Houston Chronicle

ACES ON BRIDGE

- By Bobby Wolff

In four spades, declarer took the club queen lead with the ace and aimed to ruff a diamond in dummy. He saw that there was a slight edge in favor of finessing East for the spade queen. He could run the spade jack through West, then finesse the spade nine, but that would lose to a singleton queen. Meanwhile, cashing the spade king first would fail against queen-fourth with West, as declarer would still need to ruff a diamond on the table.

But declarer could pick up both four small and queen-fourth in trumps on his right by playing to the spade ace, then finessing against East. He duly did so, and his second-round finesse won. Then he ruffed a diamond in dummy to repeat the trump finesse for 10 tricks. Do you agree with declarer’s line of play?

South failed to appreciate the power of dummy’s diamonds; he would have done better to focus on finessing in that suit. Whether it won or lost, he could hope to throw a club on the third diamond, then ruff a club in dummy.

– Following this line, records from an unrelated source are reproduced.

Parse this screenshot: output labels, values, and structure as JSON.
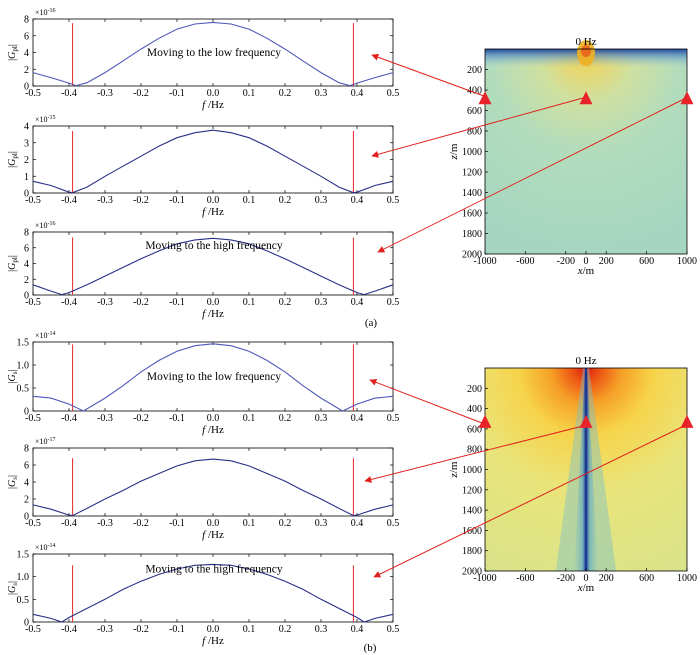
{
  "captions": {
    "a": "(a)",
    "b": "(b)"
  },
  "chart_data": [
    {
      "type": "line",
      "panel": "a1",
      "ylabel": "|G_pl|",
      "xlabel": "f /Hz",
      "y_multiplier": "×10^-16",
      "xlim": [
        -0.5,
        0.5
      ],
      "ylim": [
        0,
        8
      ],
      "xticks": [
        -0.5,
        -0.4,
        -0.3,
        -0.2,
        -0.1,
        0.0,
        0.1,
        0.2,
        0.3,
        0.4,
        0.5
      ],
      "xtick_labels": [
        "-0.5",
        "-0.4",
        "-0.3",
        "-0.2",
        "-0.1",
        "0.0",
        "0.1",
        "0.2",
        "0.3",
        "0.4",
        "0.5"
      ],
      "yticks": [
        0,
        2,
        4,
        6,
        8
      ],
      "ytick_labels": [
        "0",
        "2",
        "4",
        "6",
        "8"
      ],
      "annotation": "Moving to the low frequency",
      "series": [
        {
          "color": "#5058b8",
          "x": [
            -0.5,
            -0.45,
            -0.4,
            -0.38,
            -0.35,
            -0.3,
            -0.25,
            -0.2,
            -0.15,
            -0.1,
            -0.05,
            0.0,
            0.05,
            0.1,
            0.15,
            0.2,
            0.25,
            0.3,
            0.35,
            0.38,
            0.4,
            0.45,
            0.5
          ],
          "y": [
            1.6,
            1.0,
            0.35,
            0.05,
            0.4,
            1.6,
            3.0,
            4.4,
            5.7,
            6.8,
            7.4,
            7.6,
            7.4,
            6.8,
            5.7,
            4.4,
            3.0,
            1.6,
            0.4,
            0.05,
            0.35,
            1.0,
            1.6
          ]
        }
      ],
      "vlines": [
        {
          "x": -0.39,
          "y": 7.5,
          "color": "#e8242a"
        },
        {
          "x": 0.39,
          "y": 7.5,
          "color": "#e8242a"
        }
      ]
    },
    {
      "type": "line",
      "panel": "a2",
      "ylabel": "|G_pl|",
      "xlabel": "f /Hz",
      "y_multiplier": "×10^-15",
      "xlim": [
        -0.5,
        0.5
      ],
      "ylim": [
        0,
        4
      ],
      "xticks": [
        -0.5,
        -0.4,
        -0.3,
        -0.2,
        -0.1,
        0.0,
        0.1,
        0.2,
        0.3,
        0.4,
        0.5
      ],
      "xtick_labels": [
        "-0.5",
        "-0.4",
        "-0.3",
        "-0.2",
        "-0.1",
        "0.0",
        "0.1",
        "0.2",
        "0.3",
        "0.4",
        "0.5"
      ],
      "yticks": [
        0,
        1,
        2,
        3,
        4
      ],
      "ytick_labels": [
        "0",
        "1",
        "2",
        "3",
        "4"
      ],
      "annotation": "",
      "series": [
        {
          "color": "#2a3088",
          "x": [
            -0.5,
            -0.45,
            -0.4,
            -0.39,
            -0.35,
            -0.3,
            -0.25,
            -0.2,
            -0.15,
            -0.1,
            -0.05,
            0.0,
            0.05,
            0.1,
            0.15,
            0.2,
            0.25,
            0.3,
            0.35,
            0.39,
            0.4,
            0.45,
            0.5
          ],
          "y": [
            0.7,
            0.45,
            0.05,
            0.02,
            0.35,
            1.0,
            1.6,
            2.2,
            2.8,
            3.3,
            3.6,
            3.75,
            3.6,
            3.3,
            2.8,
            2.2,
            1.6,
            1.0,
            0.35,
            0.02,
            0.05,
            0.45,
            0.7
          ]
        }
      ],
      "vlines": [
        {
          "x": -0.39,
          "y": 3.7,
          "color": "#e8242a"
        },
        {
          "x": 0.39,
          "y": 3.7,
          "color": "#e8242a"
        }
      ]
    },
    {
      "type": "line",
      "panel": "a3",
      "ylabel": "|G_pl|",
      "xlabel": "f /Hz",
      "y_multiplier": "×10^-16",
      "xlim": [
        -0.5,
        0.5
      ],
      "ylim": [
        0,
        8
      ],
      "xticks": [
        -0.5,
        -0.4,
        -0.3,
        -0.2,
        -0.1,
        0.0,
        0.1,
        0.2,
        0.3,
        0.4,
        0.5
      ],
      "xtick_labels": [
        "-0.5",
        "-0.4",
        "-0.3",
        "-0.2",
        "-0.1",
        "0.0",
        "0.1",
        "0.2",
        "0.3",
        "0.4",
        "0.5"
      ],
      "yticks": [
        0,
        2,
        4,
        6,
        8
      ],
      "ytick_labels": [
        "0",
        "2",
        "4",
        "6",
        "8"
      ],
      "annotation": "Moving to the high frequency",
      "series": [
        {
          "color": "#2a3088",
          "x": [
            -0.5,
            -0.45,
            -0.42,
            -0.4,
            -0.35,
            -0.3,
            -0.25,
            -0.2,
            -0.15,
            -0.1,
            -0.05,
            0.0,
            0.05,
            0.1,
            0.15,
            0.2,
            0.25,
            0.3,
            0.35,
            0.4,
            0.42,
            0.45,
            0.5
          ],
          "y": [
            1.3,
            0.5,
            0.05,
            0.3,
            1.3,
            2.4,
            3.5,
            4.6,
            5.6,
            6.5,
            7.0,
            7.2,
            7.0,
            6.5,
            5.6,
            4.6,
            3.5,
            2.4,
            1.3,
            0.3,
            0.05,
            0.5,
            1.3
          ]
        }
      ],
      "vlines": [
        {
          "x": -0.39,
          "y": 7.3,
          "color": "#e8242a"
        },
        {
          "x": 0.39,
          "y": 7.3,
          "color": "#e8242a"
        }
      ]
    },
    {
      "type": "line",
      "panel": "b1",
      "ylabel": "|G_s|",
      "xlabel": "f /Hz",
      "y_multiplier": "×10^-14",
      "xlim": [
        -0.5,
        0.5
      ],
      "ylim": [
        0,
        1.5
      ],
      "xticks": [
        -0.5,
        -0.4,
        -0.3,
        -0.2,
        -0.1,
        0.0,
        0.1,
        0.2,
        0.3,
        0.4,
        0.5
      ],
      "xtick_labels": [
        "-0.5",
        "-0.4",
        "-0.3",
        "-0.2",
        "-0.1",
        "0.0",
        "0.1",
        "0.2",
        "0.3",
        "0.4",
        "0.5"
      ],
      "yticks": [
        0,
        0.5,
        1.0,
        1.5
      ],
      "ytick_labels": [
        "0",
        "0.5",
        "1.0",
        "1.5"
      ],
      "annotation": "Moving to the low frequency",
      "series": [
        {
          "color": "#5058b8",
          "x": [
            -0.5,
            -0.45,
            -0.4,
            -0.36,
            -0.3,
            -0.25,
            -0.2,
            -0.15,
            -0.1,
            -0.05,
            0.0,
            0.05,
            0.1,
            0.15,
            0.2,
            0.25,
            0.3,
            0.36,
            0.4,
            0.45,
            0.5
          ],
          "y": [
            0.32,
            0.28,
            0.15,
            0.0,
            0.28,
            0.55,
            0.85,
            1.1,
            1.3,
            1.42,
            1.46,
            1.42,
            1.3,
            1.1,
            0.85,
            0.55,
            0.28,
            0.0,
            0.15,
            0.28,
            0.32
          ]
        }
      ],
      "vlines": [
        {
          "x": -0.39,
          "y": 1.45,
          "color": "#e8242a"
        },
        {
          "x": 0.39,
          "y": 1.45,
          "color": "#e8242a"
        }
      ]
    },
    {
      "type": "line",
      "panel": "b2",
      "ylabel": "|G_s|",
      "xlabel": "f /Hz",
      "y_multiplier": "×10^-17",
      "xlim": [
        -0.5,
        0.5
      ],
      "ylim": [
        0,
        8
      ],
      "xticks": [
        -0.5,
        -0.4,
        -0.3,
        -0.2,
        -0.1,
        0.0,
        0.1,
        0.2,
        0.3,
        0.4,
        0.5
      ],
      "xtick_labels": [
        "-0.5",
        "-0.4",
        "-0.3",
        "-0.2",
        "-0.1",
        "0.0",
        "0.1",
        "0.2",
        "0.3",
        "0.4",
        "0.5"
      ],
      "yticks": [
        0,
        2,
        4,
        6,
        8
      ],
      "ytick_labels": [
        "0",
        "2",
        "4",
        "6",
        "8"
      ],
      "annotation": "",
      "series": [
        {
          "color": "#2a3088",
          "x": [
            -0.5,
            -0.45,
            -0.4,
            -0.39,
            -0.35,
            -0.3,
            -0.25,
            -0.2,
            -0.15,
            -0.1,
            -0.05,
            0.0,
            0.05,
            0.1,
            0.15,
            0.2,
            0.25,
            0.3,
            0.35,
            0.39,
            0.4,
            0.45,
            0.5
          ],
          "y": [
            1.3,
            0.8,
            0.1,
            0.05,
            0.9,
            2.0,
            3.0,
            4.1,
            5.0,
            5.9,
            6.5,
            6.7,
            6.5,
            5.9,
            5.0,
            4.1,
            3.0,
            2.0,
            0.9,
            0.05,
            0.1,
            0.8,
            1.3
          ]
        }
      ],
      "vlines": [
        {
          "x": -0.39,
          "y": 6.8,
          "color": "#e8242a"
        },
        {
          "x": 0.39,
          "y": 6.8,
          "color": "#e8242a"
        }
      ]
    },
    {
      "type": "line",
      "panel": "b3",
      "ylabel": "|G_s|",
      "xlabel": "f /Hz",
      "y_multiplier": "×10^-14",
      "xlim": [
        -0.5,
        0.5
      ],
      "ylim": [
        0,
        1.5
      ],
      "xticks": [
        -0.5,
        -0.4,
        -0.3,
        -0.2,
        -0.1,
        0.0,
        0.1,
        0.2,
        0.3,
        0.4,
        0.5
      ],
      "xtick_labels": [
        "-0.5",
        "-0.4",
        "-0.3",
        "-0.2",
        "-0.1",
        "0.0",
        "0.1",
        "0.2",
        "0.3",
        "0.4",
        "0.5"
      ],
      "yticks": [
        0,
        0.5,
        1.0,
        1.5
      ],
      "ytick_labels": [
        "0",
        "0.5",
        "1.0",
        "1.5"
      ],
      "annotation": "Moving to the high frequency",
      "series": [
        {
          "color": "#2a3088",
          "x": [
            -0.5,
            -0.45,
            -0.42,
            -0.4,
            -0.35,
            -0.3,
            -0.25,
            -0.2,
            -0.15,
            -0.1,
            -0.05,
            0.0,
            0.05,
            0.1,
            0.15,
            0.2,
            0.25,
            0.3,
            0.35,
            0.4,
            0.42,
            0.45,
            0.5
          ],
          "y": [
            0.17,
            0.08,
            0.0,
            0.1,
            0.3,
            0.5,
            0.72,
            0.9,
            1.05,
            1.17,
            1.25,
            1.27,
            1.25,
            1.17,
            1.05,
            0.9,
            0.72,
            0.5,
            0.3,
            0.1,
            0.0,
            0.08,
            0.17
          ]
        }
      ],
      "vlines": [
        {
          "x": -0.39,
          "y": 1.25,
          "color": "#e8242a"
        },
        {
          "x": 0.39,
          "y": 1.25,
          "color": "#e8242a"
        }
      ]
    },
    {
      "type": "heatmap",
      "panel": "map-a",
      "title": "0 Hz",
      "xlabel": "x/m",
      "ylabel": "z/m",
      "xlim": [
        -1000,
        1000
      ],
      "ylim": [
        0,
        2000
      ],
      "xtick_labels": [
        "-1000",
        "-600",
        "-200",
        "0",
        "200",
        "600",
        "1000"
      ],
      "ytick_labels": [
        "200",
        "400",
        "600",
        "800",
        "1000",
        "1200",
        "1400",
        "1600",
        "1800",
        "2000"
      ],
      "markers": [
        {
          "x": -1000,
          "z": 500,
          "target_panel": "a1"
        },
        {
          "x": 0,
          "z": 500,
          "target_panel": "a2"
        },
        {
          "x": 1000,
          "z": 500,
          "target_panel": "a3"
        }
      ],
      "marker_color": "#e8242a"
    },
    {
      "type": "heatmap",
      "panel": "map-b",
      "title": "0 Hz",
      "xlabel": "x/m",
      "ylabel": "z/m",
      "xlim": [
        -1000,
        1000
      ],
      "ylim": [
        0,
        2000
      ],
      "xtick_labels": [
        "-1000",
        "-600",
        "-200",
        "0",
        "200",
        "600",
        "1000"
      ],
      "ytick_labels": [
        "200",
        "400",
        "600",
        "800",
        "1000",
        "1200",
        "1400",
        "1600",
        "1800",
        "2000"
      ],
      "markers": [
        {
          "x": -1000,
          "z": 550,
          "target_panel": "b1"
        },
        {
          "x": 0,
          "z": 550,
          "target_panel": "b2"
        },
        {
          "x": 1000,
          "z": 550,
          "target_panel": "b3"
        }
      ],
      "marker_color": "#e8242a"
    }
  ]
}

The best line is to win the club ace, then run the spade jack. If it wins, declarer can play spades for no loser while ruffing a minor-suit loser on the table. If East wins, declarer has the entries to dummy to take the diamond finesse, then eventually pitch a club on the diamonds and ruff the third club high in dummy. If South goes to dummy’s spade ace for a losing diamond finesse at trick three, he risks conceding an overruff in clubs even if the spade queen can be finessed.